日銀緩和継続、ECBも利上げ、米指標悪化でドル高抑制も円安継続
更新日:2022年07月22日(金)
新規失業保険申請件数+4週移動平均 2022年7月16日までの週日銀は市場予想通りの現状維持。当然のように黒田日銀総裁は「金利を引き上げるつもりは全くない」発言。インフレが一時的でないことが確認できるか、もしくは来年4月の任期までの緩和政策継続が見込まれる状況に。
欧州では欧州中央銀行(ECB)が11年ぶりに利上げを決定。中銀預金金利も-0.50%から0.00%に引き上げられてマイナス金利も解除。景気後退リスクも高まる状況下、0.25%利上げが有力とも見られていたなかでの0.5%利上げに踏み切ったラガルドECB総裁の決断は、「ユーロ安も大幅な利上げ決定の一因」と、新興国通貨政策と同様に通貨防衛策という一面も。
英断か失敗か、イタリアのドラギ政権崩壊も重なり、今後の動向が注視されるところです。

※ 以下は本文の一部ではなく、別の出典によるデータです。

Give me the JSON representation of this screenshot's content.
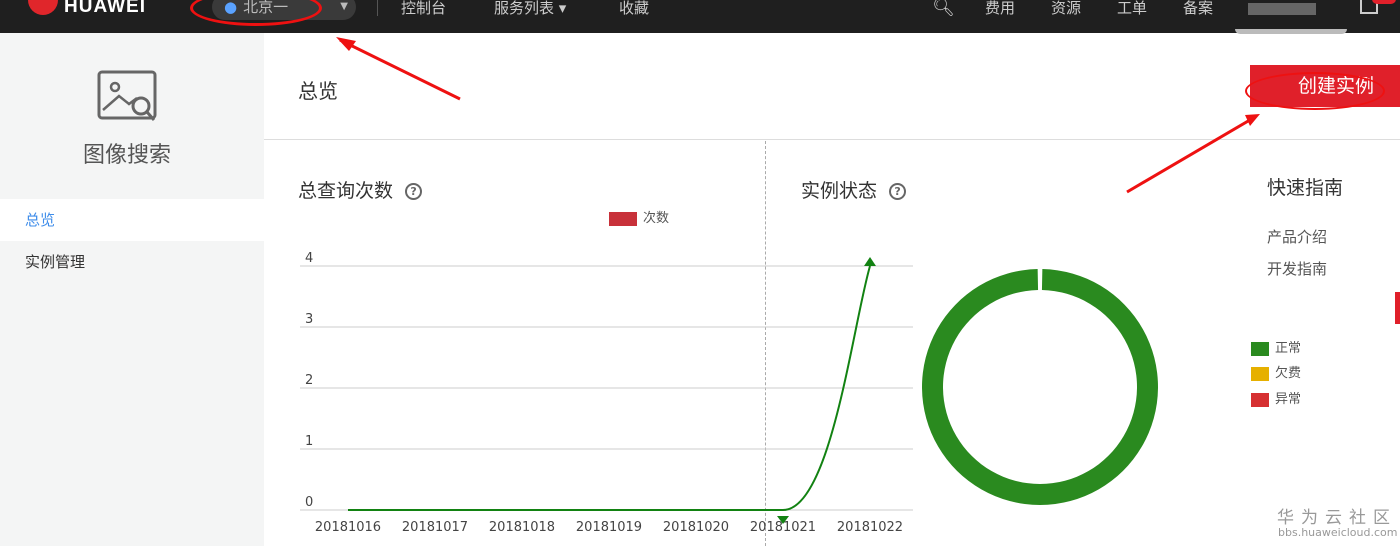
{
  "topbar": {
    "brand": "HUAWEI",
    "region": "北京一",
    "nav": [
      "控制台",
      "服务列表 ▾",
      "收藏"
    ],
    "right": [
      "费用",
      "资源",
      "工单",
      "备案"
    ]
  },
  "sidebar": {
    "title": "图像搜索",
    "items": [
      {
        "label": "总览",
        "active": true
      },
      {
        "label": "实例管理",
        "active": false
      }
    ]
  },
  "header": {
    "title": "总览",
    "create_button": "创建实例"
  },
  "queries": {
    "title": "总查询次数",
    "help": "?"
  },
  "status": {
    "title": "实例状态",
    "help": "?"
  },
  "guide": {
    "title": "快速指南",
    "links": [
      "产品介绍",
      "开发指南"
    ]
  },
  "watermark": {
    "text": "华为云社区",
    "url": "bbs.huaweicloud.com"
  },
  "colors": {
    "accent": "#e0202a",
    "line": "#128212",
    "normal": "#2a8a1f",
    "arrears": "#e6b000",
    "abnormal": "#d63031",
    "legend_bar": "#c8313a"
  },
  "chart_data": [
    {
      "type": "line",
      "legend": [
        "次数"
      ],
      "categories": [
        "20181016",
        "20181017",
        "20181018",
        "20181019",
        "20181020",
        "20181021",
        "20181022"
      ],
      "series": [
        {
          "name": "次数",
          "values": [
            0,
            0,
            0,
            0,
            0,
            0,
            4
          ]
        }
      ],
      "yticks": [
        "0",
        "1",
        "2",
        "3",
        "4"
      ],
      "ylim": [
        0,
        4
      ],
      "grid": true,
      "legend_position": "top"
    },
    {
      "type": "pie",
      "donut": true,
      "labels": [
        "正常",
        "欠费",
        "异常"
      ],
      "values": [
        1,
        0,
        0
      ],
      "legend_position": "right"
    }
  ]
}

次週、ECBの0.50%を上回る0.75%利上げが有力視される米国では、経済指標の悪化が続く状況。
この日発表された7月のフィラデルフィア連銀製造業景況指数は-12.3。市場予想の+0.8を大幅に下回って6月の-3.3からも一段と低下、2ヵ月連続のマイナス圏推移で4ヵ月連続の低下、コロナショックの2020年5月(-43.1)以来、2年2ヵ月ぶりの低水準。構成指数でも新規受注や受注残が同様に2年2ヵ月ぶり低水準となった他、雇用も1年超ぶり低水準。さらに半年後の見通しを示す期待指数は-18.6となり、1979年12月(-29.2)以来、42年7ヵ月ぶり低水準。新規受注見通しも-12.4で1979年9月(-16.3)以来42年10ヵ月ぶりの低水準。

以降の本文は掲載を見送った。